Jean-Paul II a envoyé au président Izetbegovic, aux autorités civiles et aux communautés de Bosnie-Herzégovine le texte

du message

qúil se proposait de leur adresser à son arrivée à Sarajevo. Aux citoyens de cette cité, « carrefour de tensions entre cultures et

nations diverses », il rappelle que la paix doit se construire dans le respect des droits des personnes, mais aussi des « nations ».

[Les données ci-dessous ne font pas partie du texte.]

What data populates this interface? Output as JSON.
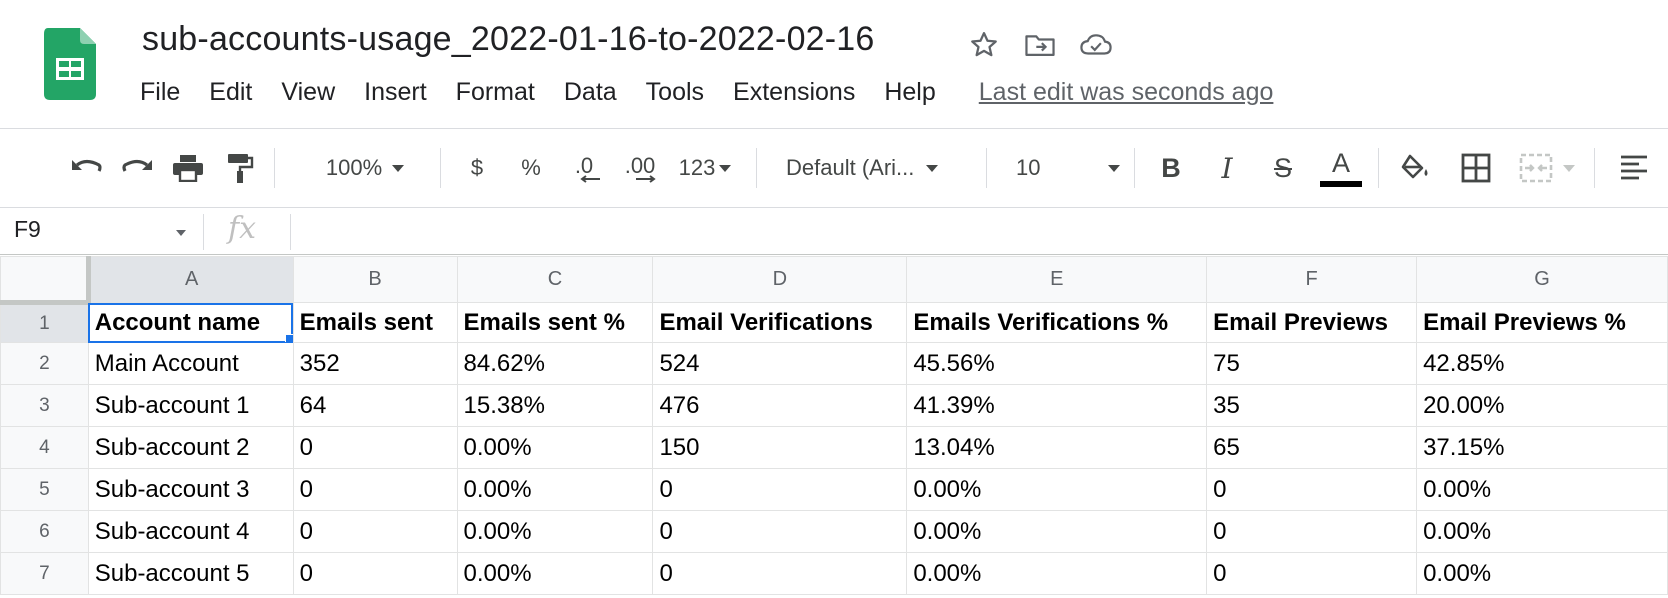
{
  "document": {
    "title": "sub-accounts-usage_2022-01-16-to-2022-02-16",
    "title_icons": [
      "star-icon",
      "move-to-folder-icon",
      "cloud-status-icon"
    ]
  },
  "menu": {
    "items": [
      "File",
      "Edit",
      "View",
      "Insert",
      "Format",
      "Data",
      "Tools",
      "Extensions",
      "Help"
    ],
    "last_edit": "Last edit was seconds ago"
  },
  "toolbar": {
    "zoom": "100%",
    "currency": "$",
    "percent": "%",
    "decrease_decimal": ".0",
    "increase_decimal": ".00",
    "more_formats": "123",
    "font": "Default (Ari...",
    "font_size": "10",
    "bold": "B",
    "italic": "I",
    "strikethrough": "S",
    "text_color_letter": "A",
    "icons": [
      "undo-icon",
      "redo-icon",
      "print-icon",
      "paint-format-icon",
      "fill-color-icon",
      "borders-icon",
      "merge-cells-icon",
      "align-left-icon"
    ]
  },
  "formula_bar": {
    "name_box": "F9",
    "fx": "fx",
    "value": ""
  },
  "sheet": {
    "columns": [
      "A",
      "B",
      "C",
      "D",
      "E",
      "F",
      "G"
    ],
    "rows": [
      {
        "num": "1",
        "cells": [
          "Account name",
          "Emails sent",
          "Emails sent %",
          "Email Verifications",
          "Emails Verifications %",
          "Email Previews",
          "Email Previews %"
        ]
      },
      {
        "num": "2",
        "cells": [
          "Main Account",
          "352",
          "84.62%",
          "524",
          "45.56%",
          "75",
          "42.85%"
        ]
      },
      {
        "num": "3",
        "cells": [
          "Sub-account 1",
          "64",
          "15.38%",
          "476",
          "41.39%",
          "35",
          "20.00%"
        ]
      },
      {
        "num": "4",
        "cells": [
          "Sub-account 2",
          "0",
          "0.00%",
          "150",
          "13.04%",
          "65",
          "37.15%"
        ]
      },
      {
        "num": "5",
        "cells": [
          "Sub-account 3",
          "0",
          "0.00%",
          "0",
          "0.00%",
          "0",
          "0.00%"
        ]
      },
      {
        "num": "6",
        "cells": [
          "Sub-account 4",
          "0",
          "0.00%",
          "0",
          "0.00%",
          "0",
          "0.00%"
        ]
      },
      {
        "num": "7",
        "cells": [
          "Sub-account 5",
          "0",
          "0.00%",
          "0",
          "0.00%",
          "0",
          "0.00%"
        ]
      }
    ]
  },
  "colors": {
    "accent": "#1a73e8",
    "sheets_green": "#23a566",
    "grid_line": "#e2e3e3",
    "header_bg": "#f8f9fa",
    "selected_header_bg": "#e1e4e8"
  }
}
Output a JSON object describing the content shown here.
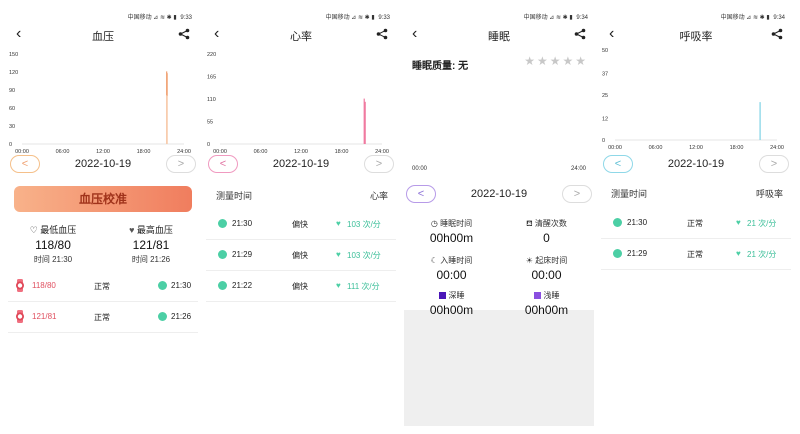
{
  "status": {
    "carrier": "中国移动",
    "icons": "⊿ ≋ ✱ ▮",
    "time1": "9:33",
    "time2": "9:34"
  },
  "panel1": {
    "title": "血压",
    "date": "2022-10-19",
    "prev": "<",
    "next": ">",
    "calibrate": "血压校准",
    "min_label": "最低血压",
    "min_value": "118/80",
    "min_time": "时间 21:30",
    "max_label": "最高血压",
    "max_value": "121/81",
    "max_time": "时间 21:26",
    "records": [
      {
        "value": "118/80",
        "status": "正常",
        "time": "21:30"
      },
      {
        "value": "121/81",
        "status": "正常",
        "time": "21:26"
      }
    ]
  },
  "panel2": {
    "title": "心率",
    "date": "2022-10-19",
    "prev": "<",
    "next": ">",
    "col_time": "测量时间",
    "col_rate": "心率",
    "records": [
      {
        "time": "21:30",
        "status": "偏快",
        "rate": "103 次/分"
      },
      {
        "time": "21:29",
        "status": "偏快",
        "rate": "103 次/分"
      },
      {
        "time": "21:22",
        "status": "偏快",
        "rate": "111 次/分"
      }
    ]
  },
  "panel3": {
    "title": "睡眠",
    "quality_label": "睡眠质量: 无",
    "stars": "★★★★★",
    "date": "2022-10-19",
    "prev": "<",
    "next": ">",
    "x_start": "00:00",
    "x_end": "24:00",
    "sleep_time_label": "睡眠时间",
    "sleep_time_value": "00h00m",
    "wake_count_label": "清醒次数",
    "wake_count_value": "0",
    "bed_label": "入睡时间",
    "bed_value": "00:00",
    "rise_label": "起床时间",
    "rise_value": "00:00",
    "deep_label": "深睡",
    "deep_value": "00h00m",
    "light_label": "浅睡",
    "light_value": "00h00m"
  },
  "panel4": {
    "title": "呼吸率",
    "date": "2022-10-19",
    "prev": "<",
    "next": ">",
    "col_time": "测量时间",
    "col_rate": "呼吸率",
    "records": [
      {
        "time": "21:30",
        "status": "正常",
        "rate": "21 次/分"
      },
      {
        "time": "21:29",
        "status": "正常",
        "rate": "21 次/分"
      }
    ]
  },
  "chart_data": [
    {
      "type": "bar",
      "title": "",
      "yticks": [
        "150",
        "120",
        "90",
        "60",
        "30",
        "0"
      ],
      "ylim": [
        0,
        150
      ],
      "xticks": [
        "00:00",
        "06:00",
        "12:00",
        "18:00",
        "24:00"
      ],
      "series": [
        {
          "x": "21:30",
          "low": 80,
          "high": 118
        },
        {
          "x": "21:26",
          "low": 81,
          "high": 121
        }
      ],
      "color": "#f0a070"
    },
    {
      "type": "bar",
      "title": "",
      "yticks": [
        "220",
        "165",
        "110",
        "55",
        "0"
      ],
      "ylim": [
        0,
        220
      ],
      "xticks": [
        "00:00",
        "06:00",
        "12:00",
        "18:00",
        "24:00"
      ],
      "series": [
        {
          "x": "21:30",
          "value": 103
        },
        {
          "x": "21:29",
          "value": 103
        },
        {
          "x": "21:22",
          "value": 111
        }
      ],
      "color": "#f07aa0"
    },
    {
      "type": "bar",
      "title": "",
      "yticks": [
        "50",
        "37",
        "25",
        "12",
        "0"
      ],
      "ylim": [
        0,
        50
      ],
      "xticks": [
        "00:00",
        "06:00",
        "12:00",
        "18:00",
        "24:00"
      ],
      "series": [
        {
          "x": "21:30",
          "value": 21
        },
        {
          "x": "21:29",
          "value": 21
        }
      ],
      "color": "#8fd8e8"
    }
  ]
}
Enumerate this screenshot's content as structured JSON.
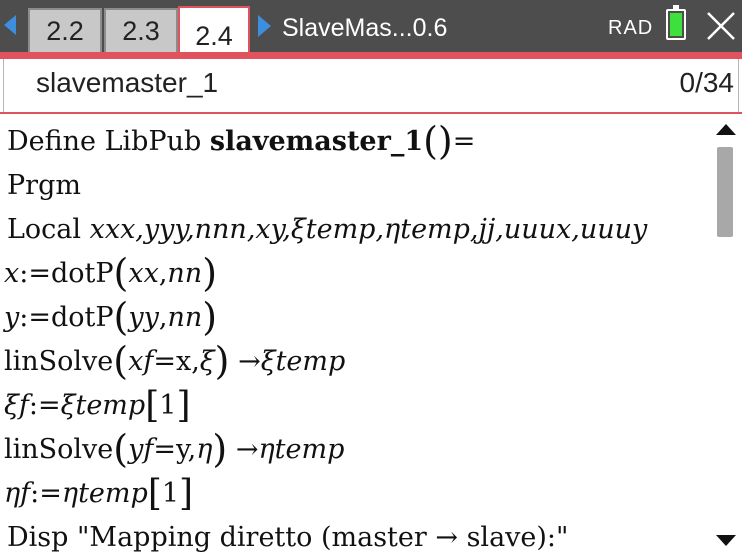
{
  "tabs": [
    {
      "label": "2.2",
      "active": false
    },
    {
      "label": "2.3",
      "active": false
    },
    {
      "label": "2.4",
      "active": true
    }
  ],
  "document_title": "SlaveMas...0.6",
  "angle_mode": "RAD",
  "program": {
    "name": "slavemaster_1",
    "position": "0/34"
  },
  "code": {
    "l1": {
      "pre": "Define LibPub ",
      "name": "slavemaster_1",
      "post": "="
    },
    "l2": "Prgm",
    "l3": {
      "pre": "Local ",
      "vars": "xxx,yyy,nnn,xy,ξtemp,ηtemp,jj,uuux,uuuy"
    },
    "l4": {
      "var": "x",
      "assign": ":=dotP",
      "arg1": "xx",
      "sep": ",",
      "arg2": "nn"
    },
    "l5": {
      "var": "y",
      "assign": ":=dotP",
      "arg1": "yy",
      "sep": ",",
      "arg2": "nn"
    },
    "l6": {
      "fn": "linSolve",
      "eq_lhs": "xf",
      "eq_rhs": "=x,",
      "sym": "ξ",
      "arrow": "→",
      "target": "ξtemp"
    },
    "l7": {
      "var": "ξf",
      "assign": ":=",
      "src": "ξtemp",
      "idx": "1"
    },
    "l8": {
      "fn": "linSolve",
      "eq_lhs": "yf",
      "eq_rhs": "=y,",
      "sym": "η",
      "arrow": "→",
      "target": "ηtemp"
    },
    "l9": {
      "var": "ηf",
      "assign": ":=",
      "src": "ηtemp",
      "idx": "1"
    },
    "l10": "Disp \"Mapping diretto (master → slave):\""
  },
  "colors": {
    "header_bg": "#4d4d4d",
    "accent": "#e0525d",
    "nav_arrow": "#3c8fde",
    "battery": "#3ee03b"
  },
  "icons": {
    "nav_left": "chevron-left-icon",
    "nav_right": "chevron-right-icon",
    "battery": "battery-icon",
    "close": "close-icon",
    "scroll_up": "scroll-up-icon",
    "scroll_down": "scroll-down-icon"
  }
}
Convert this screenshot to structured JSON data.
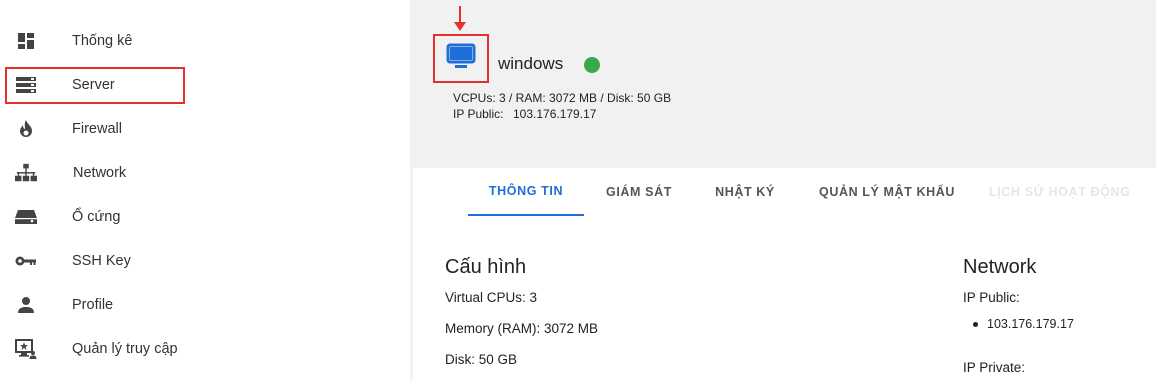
{
  "sidebar": {
    "items": [
      {
        "label": "Thống kê",
        "icon": "dashboard-icon"
      },
      {
        "label": "Server",
        "icon": "server-icon"
      },
      {
        "label": "Firewall",
        "icon": "flame-icon"
      },
      {
        "label": "Network",
        "icon": "network-icon"
      },
      {
        "label": "Ổ cứng",
        "icon": "hard-drive-icon"
      },
      {
        "label": "SSH Key",
        "icon": "key-icon"
      },
      {
        "label": "Profile",
        "icon": "person-icon"
      },
      {
        "label": "Quản lý truy cập",
        "icon": "access-management-icon"
      }
    ]
  },
  "server": {
    "name": "windows",
    "icon": "monitor-icon",
    "status_color": "#3aa846",
    "specs_line": "VCPUs: 3 / RAM: 3072 MB / Disk: 50 GB",
    "ip_label": "IP Public:",
    "ip_value": "103.176.179.17"
  },
  "tabs": [
    {
      "label": "THÔNG TIN",
      "active": true
    },
    {
      "label": "GIÁM SÁT"
    },
    {
      "label": "NHẬT KÝ"
    },
    {
      "label": "QUẢN LÝ MẬT KHẨU"
    },
    {
      "label": "LỊCH SỬ HOẠT ĐỘNG"
    }
  ],
  "config": {
    "title": "Cấu hình",
    "vcpus": "Virtual CPUs: 3",
    "memory": "Memory (RAM): 3072 MB",
    "disk": "Disk: 50 GB"
  },
  "network": {
    "title": "Network",
    "ip_public_label": "IP Public:",
    "ip_public_value": "103.176.179.17",
    "ip_private_label": "IP Private:"
  },
  "colors": {
    "accent": "#1e6fd9",
    "annotation_red": "#e53030",
    "status_green": "#3aa846"
  }
}
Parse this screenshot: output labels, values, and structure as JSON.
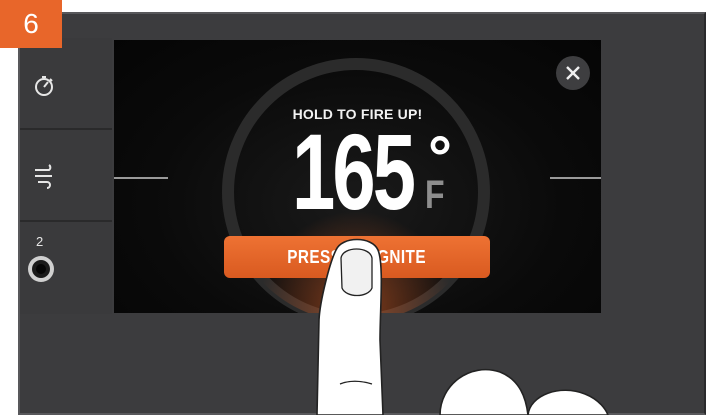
{
  "step": {
    "number": "6"
  },
  "side_menu": {
    "items": [
      {
        "icon": "timer-icon"
      },
      {
        "icon": "smoke-icon"
      },
      {
        "icon": "probe-jack-icon",
        "label": "2"
      }
    ]
  },
  "screen": {
    "prompt": "HOLD TO FIRE UP!",
    "temperature": "165",
    "degree_symbol": "°",
    "unit": "F",
    "button_label": "PRESS TO IGNITE",
    "close_icon": "close-icon"
  },
  "colors": {
    "accent": "#e8662a",
    "panel": "#3c3c3e",
    "screen": "#0a0a0a"
  }
}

Jean-Paul II commence par dire son désir de visiter cette ville qúil

« porte dans son coeur » et à laquelle il s’est uni spirituellement

« avec les frères des confessions chrétiennes et des croyants des autres

religions » à Assise en janvier 1993, puis lors de la messe célébrée à

la basilique St-Pierre le 23 janvier dernier. Une visite « hélas

rapide », dans « l’espoir ardent qúelle soit le signe de l’ouverture

d’une nouvelle aube de paix et de concorde pour ce pays aimé et

martyr ».

Le pape salue toutes les communautés de Sarajevo et de toute la BosnieHerzégovine: Bosniaques, Serbes, Croates, membres des minorités

nationales, catholiques, frères de l’Eglise orthodoxe, communautés

islamiques, sans oublier « la petite et chère communauté juive encore

une fois dispersée ». Il sait que « tous ont été victimes des violences

d’un nationalisme insensible aux valeurs réelles de la convivance

pacifique entre les peuples ».

Après un hommage aux organisations religieuses et humanitaires, « qui

ont affronté la mort pour que d’autres puissent vivre », le pape se

présente comme « messager de concorde et de paix, mû par le seul désir

d’être proche des victimes de la violence, pour répéter encore une

fois: vous n’êtes pas abandonnés, nous sommes avec vous et nous le

serons toujours plus. »

Le droit des nations

De Sarajevo, « cité carrefour de tensions entre cultures et nations

diverses », le pape fait « la cité de notre siècle ». Il jette un regard

sur son histoire récente, du déclenchement du premier conflit mondial à

1989, qui fut « un moment historique dans cette lutte », marquant la fin

de l’empire du communisme, mais aussi le début des tensions dans les

Balkans et de la guerre en ex-Yougoslavie. Des tensions dans lesquels

« ont été impliqués des catholiques, des orthodoxes, des musulmans »,

des croyants « qui se confient à la puissance de la prière » et qui au

sortir de la seconde guerre mondiale, partageaient la même

préoccupation: se coaliser contre la guerre.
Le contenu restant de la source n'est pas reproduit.